Yerli sanatçılar için sanat bir ifade biçimi olmaktan öte topluluk belleğini yaşatma ve geleceğe aktarma aracı. Kültürel bekçiliğin sanatsal formlara evrilmiş hali. Dolayısıyla bu hareketi, geçici bir ‘trend’ olarak değil, bir kültürel yeniden inşa süreci olarak okumak gerek.
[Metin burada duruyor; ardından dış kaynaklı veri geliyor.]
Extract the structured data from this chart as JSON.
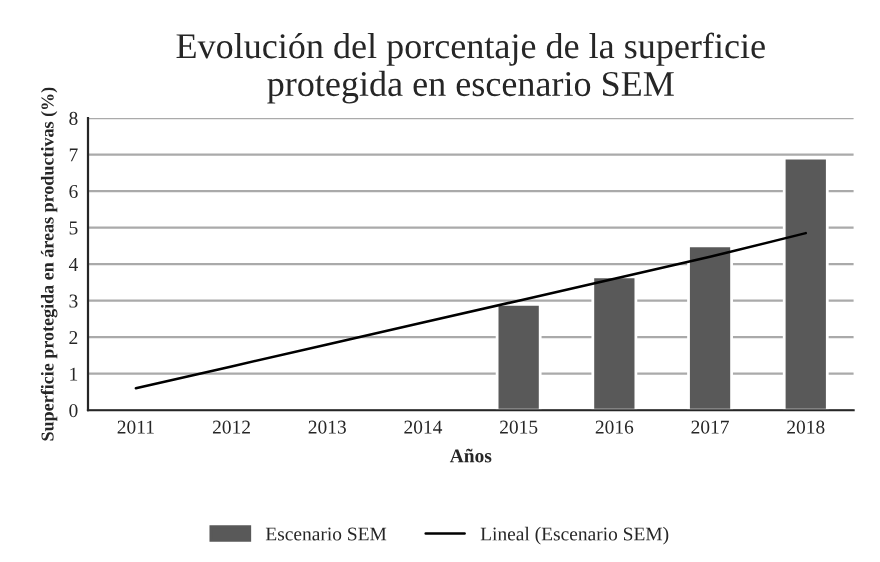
{
  "chart_data": {
    "type": "bar",
    "title": "Evolución del porcentaje de la superficie\nprotegida en escenario SEM",
    "xlabel": "Años",
    "ylabel": "Superficie protegida en áreas productivas (%)",
    "categories": [
      "2011",
      "2012",
      "2013",
      "2014",
      "2015",
      "2016",
      "2017",
      "2018"
    ],
    "series": [
      {
        "name": "Escenario SEM",
        "color": "#595959",
        "values": [
          null,
          null,
          null,
          null,
          2.9,
          3.65,
          4.5,
          6.9
        ]
      },
      {
        "name": "Lineal (Escenario SEM)",
        "type": "line",
        "color": "#000000",
        "values": [
          0.6,
          1.2,
          1.8,
          2.4,
          3.0,
          3.6,
          4.2,
          4.85
        ]
      }
    ],
    "ylim": [
      0,
      8
    ],
    "yticks": [
      0,
      1,
      2,
      3,
      4,
      5,
      6,
      7,
      8
    ],
    "grid": "y",
    "legend": "bottom"
  }
}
Sanat dünyası artık yalnızca Batı’nın değil toprağıyla konuşanların da hikâyesini dinliyor. Tıpkı 19. yüzyıl sonu ve 20. yüzyıl başında Batılı sanatçıların Doğu’ya özellikle İslam sanatlarına ve geleneksel el işçiliğine duyduğu estetik merak gibi, 21. yüzyılın ilk çeyreğinde de sanatın yönü yeniden merkezin dışına, çoğu zaman görmezden gelinen yerlere çevriliyor. O dönemde Paul Klee’nin Tunus’ta ışığın izini sürmesi, Henri Matisse’in Fas’ta İslam mimarisinden ve halı desenlerinden etkilenmesi ya da Wassily Kandinsky’nin minyatür estetiğine duyduğu hayranlık nasıl yeni görsel dillerin önünü açtıysa; bugün de yerli ve yerinden edilmiş toplulukların sanatçıları, hem tarihsel miraslarını hem de güncel meseleleri küresel sahneye taşıyarak benzer bir kırılma yaratıyor. Bu yeni seslerin yükselişi sadece galerileri değil, izleyiciyi de dönüştürüyor; çünkü bu sanat artık bir bakış değil, bir birlikte yaşama çağrısı. Ve bu dönüşüm, belki de çağımızın en umut verici estetik kırılması.